The King of Kong has been stripped of his title for cheating

Young argued that the original Donkey Kong arcade hardware can’t produce the board transition images shown in the recordings and that the transitions were actually generated through the use of an emulation software called MAME, which is strictly forbidden when submitting scores to the competitive leaderboards.

“Twin Galaxies was the original source of verification for these record titles”, a Guinness World Records spokesperson said in a statement to NPR on Friday, “and in line with their decision to remove all of Mr. Mitchell’s records from their system, we have disqualified Mr. Mitchell as the holder of these two records”.

The organization is widely respected as the authority on gaming records worldwide, and the administrative board has voted to strip Donkey Kong player Billy Mitchell of his world record scores. Back in 2007, the documentary The King of Kong: A Fistful of Quarters directed the worlds attention towards Billy Mitchell.

In the film, which was directed by Seth Gordon, Wiebe attempts to wrest the world high score for the Donkey Kong arcade game from Mitchell, who comes across as the bad guy.

Members of Donkey Kong Forum had previously made a strong case that Mitchell’s recording came from an emulated version of Donkey Kong, and stripped Mitchell of his Donkey Kong scores in February. The group discovered Mitchell’s famous 1,047,200 score was not achieved through an arcade machine, which is a requirement for Twin Galaxies.

This would mean testing all other emulators other than MAME across all other platforms to eliminate the possibility that a different emu was used.
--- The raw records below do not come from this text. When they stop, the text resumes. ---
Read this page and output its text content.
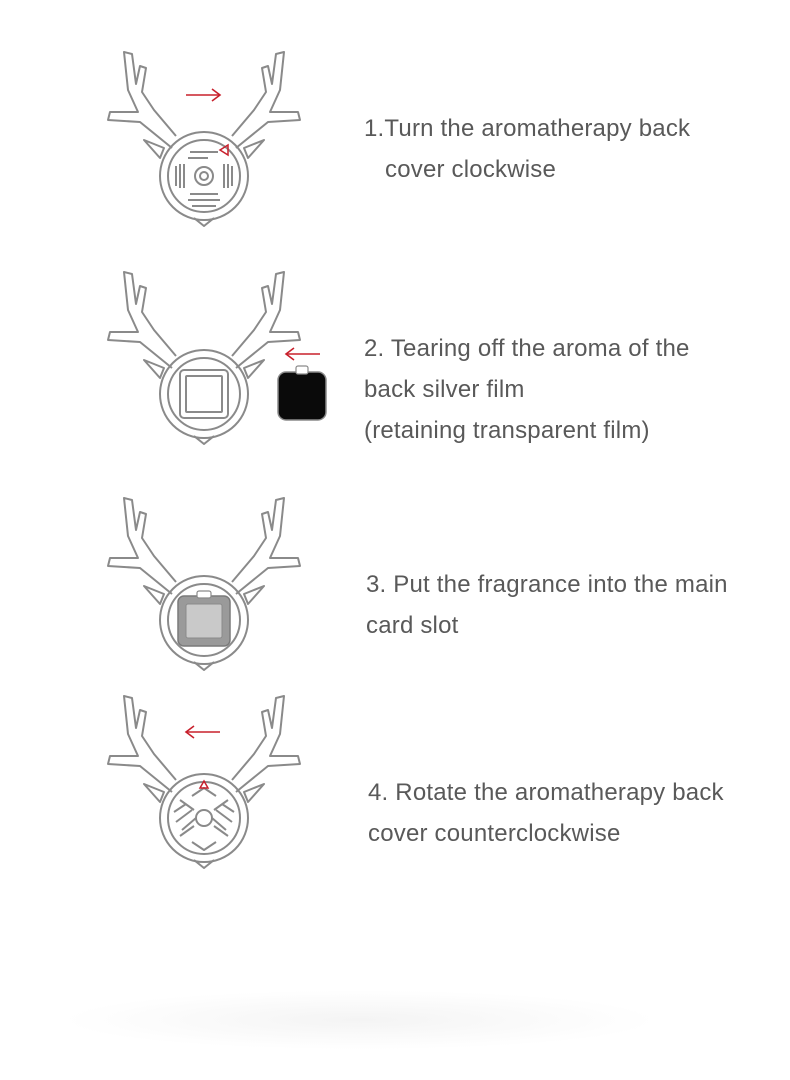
1.Turn the aromatherapy back
cover clockwise
2. Tearing off the aroma of the
back silver film
(retaining transparent film)
3. Put the fragrance into the main
card slot
4. Rotate the aromatherapy back
cover counterclockwise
Twin Galaxies’ decision replaces Mitchell with Weibe as the first player to reach one million points. The challenge was to get the first ever million point score in Donkey Kong.

Twin Galaxies, the premiere tracker of global gamers’ success, will also not recognize any of Mitchell’s future scores. This tape is the one referenced above, has now been struck from the record, amongst others, because it can not be definitively proven that an emulator wasn’t used.

“We now believe that they are not from an original unmodified DK arcade PCB, and so our investigation of the tape content ends with that conclusion and assertion”.

“I’ve never even played MAME”, said Mitchell, according to the video-game website Kotaku. Just a couple months ago Todd Rogers, who held the most gaming records in history, had his records removed after decades of work. But how can you watch it?

Steve Sanders, a record holder for the game Joust, explains in a special feature from the DVD why, basically saying that everyone knows and trusts Billy because he’s been doing this for twenty years and has no reason to lie.